Я не знал, как ее утешить.
— Посмотри, вот наша школа, — сказала Маргарита, вытирая слезы. Я ее рисовала летом. — Рука ее слегка вздрагивала, но слез больше не было.
«Молодец», мысленно похвалил я ее за выдержку. Мне очень хотелось рассказать ей обо всем, что случилось со мной вчера, но я подумал: «А не покажется ей все это смешным, как Проше?» И я ей не сказал ни слова. Мы продолжали рассматривать рисунки, пока не услышали в дверях голос Маргаритиной матери:
— Дети, чай пить. Маргариточка, приглашай гостя.

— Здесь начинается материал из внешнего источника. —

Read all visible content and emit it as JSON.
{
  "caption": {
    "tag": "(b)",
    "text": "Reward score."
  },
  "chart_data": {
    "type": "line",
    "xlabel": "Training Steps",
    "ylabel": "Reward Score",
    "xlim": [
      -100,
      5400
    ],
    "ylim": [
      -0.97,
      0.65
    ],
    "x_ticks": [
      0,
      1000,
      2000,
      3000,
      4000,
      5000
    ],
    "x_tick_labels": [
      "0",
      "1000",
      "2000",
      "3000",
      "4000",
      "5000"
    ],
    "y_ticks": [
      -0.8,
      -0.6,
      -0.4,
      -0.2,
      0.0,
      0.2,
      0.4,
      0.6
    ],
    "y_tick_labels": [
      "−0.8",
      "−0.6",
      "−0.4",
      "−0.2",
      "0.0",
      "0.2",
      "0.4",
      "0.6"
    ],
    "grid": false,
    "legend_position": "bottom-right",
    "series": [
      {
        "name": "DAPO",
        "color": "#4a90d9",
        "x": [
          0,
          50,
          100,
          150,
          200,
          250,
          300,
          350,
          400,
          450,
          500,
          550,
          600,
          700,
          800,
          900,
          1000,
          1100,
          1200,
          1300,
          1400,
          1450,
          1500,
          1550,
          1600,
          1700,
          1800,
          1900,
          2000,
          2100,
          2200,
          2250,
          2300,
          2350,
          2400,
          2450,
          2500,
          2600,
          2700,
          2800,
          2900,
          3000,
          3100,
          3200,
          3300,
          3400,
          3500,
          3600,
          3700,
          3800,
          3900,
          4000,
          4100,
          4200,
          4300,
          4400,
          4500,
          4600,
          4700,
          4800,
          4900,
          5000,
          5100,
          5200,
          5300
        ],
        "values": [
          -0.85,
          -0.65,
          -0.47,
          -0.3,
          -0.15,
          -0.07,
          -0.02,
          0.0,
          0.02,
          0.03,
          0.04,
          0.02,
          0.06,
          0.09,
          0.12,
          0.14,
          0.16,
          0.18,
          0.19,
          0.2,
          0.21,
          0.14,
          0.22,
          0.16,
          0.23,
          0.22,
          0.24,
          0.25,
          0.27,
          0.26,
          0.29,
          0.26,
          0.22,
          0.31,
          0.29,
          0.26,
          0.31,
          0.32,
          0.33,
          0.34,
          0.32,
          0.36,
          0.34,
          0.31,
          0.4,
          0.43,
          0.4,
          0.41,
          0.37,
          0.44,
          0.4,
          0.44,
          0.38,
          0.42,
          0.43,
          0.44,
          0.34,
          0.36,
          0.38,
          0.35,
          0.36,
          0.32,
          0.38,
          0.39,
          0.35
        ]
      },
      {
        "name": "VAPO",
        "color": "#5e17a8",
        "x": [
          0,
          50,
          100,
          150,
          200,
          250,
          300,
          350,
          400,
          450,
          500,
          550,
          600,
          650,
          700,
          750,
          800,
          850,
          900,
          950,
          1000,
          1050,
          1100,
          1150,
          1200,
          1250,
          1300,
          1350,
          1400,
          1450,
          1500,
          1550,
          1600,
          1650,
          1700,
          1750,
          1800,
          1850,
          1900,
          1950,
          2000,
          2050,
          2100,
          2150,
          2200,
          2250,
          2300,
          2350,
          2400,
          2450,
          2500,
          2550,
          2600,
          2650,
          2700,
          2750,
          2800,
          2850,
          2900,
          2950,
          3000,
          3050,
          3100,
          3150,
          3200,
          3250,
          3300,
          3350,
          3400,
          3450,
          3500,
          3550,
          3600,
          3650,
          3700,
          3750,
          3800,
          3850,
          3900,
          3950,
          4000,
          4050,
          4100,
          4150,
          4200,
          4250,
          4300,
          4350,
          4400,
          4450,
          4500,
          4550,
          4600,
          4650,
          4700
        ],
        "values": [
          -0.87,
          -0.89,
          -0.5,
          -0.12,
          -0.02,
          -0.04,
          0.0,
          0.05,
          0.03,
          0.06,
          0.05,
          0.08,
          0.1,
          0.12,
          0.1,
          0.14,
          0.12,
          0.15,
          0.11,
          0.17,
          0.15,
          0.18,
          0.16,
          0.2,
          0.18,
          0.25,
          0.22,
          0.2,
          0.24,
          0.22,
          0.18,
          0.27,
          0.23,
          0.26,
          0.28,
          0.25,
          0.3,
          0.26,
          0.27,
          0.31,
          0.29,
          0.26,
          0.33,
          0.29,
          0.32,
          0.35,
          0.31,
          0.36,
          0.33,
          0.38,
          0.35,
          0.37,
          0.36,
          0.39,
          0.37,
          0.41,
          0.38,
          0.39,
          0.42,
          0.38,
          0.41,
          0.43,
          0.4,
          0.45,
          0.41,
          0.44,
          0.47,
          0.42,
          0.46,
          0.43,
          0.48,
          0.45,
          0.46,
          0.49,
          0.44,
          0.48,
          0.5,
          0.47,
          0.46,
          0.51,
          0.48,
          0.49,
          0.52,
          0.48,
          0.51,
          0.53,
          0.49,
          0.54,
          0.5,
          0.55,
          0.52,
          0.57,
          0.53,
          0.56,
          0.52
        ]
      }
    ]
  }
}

Через минуту я сидел рядом с Маргаритой за круглым столом, на котором весело кипел самовар. Отчим Маргариты, Николай Дмитриевич, шутил, смеялся, рассказывал о том, как в Москве во время спектакля у него однажды свалился с головы парик. Он рассказывал, сколько переиграл ролей, а потом попросил рассказать, как я воюю. И удивлялся, что наш «Серьезный» мог два раза прорваться в осажденный Севастополь и этому не могли помешать немцы.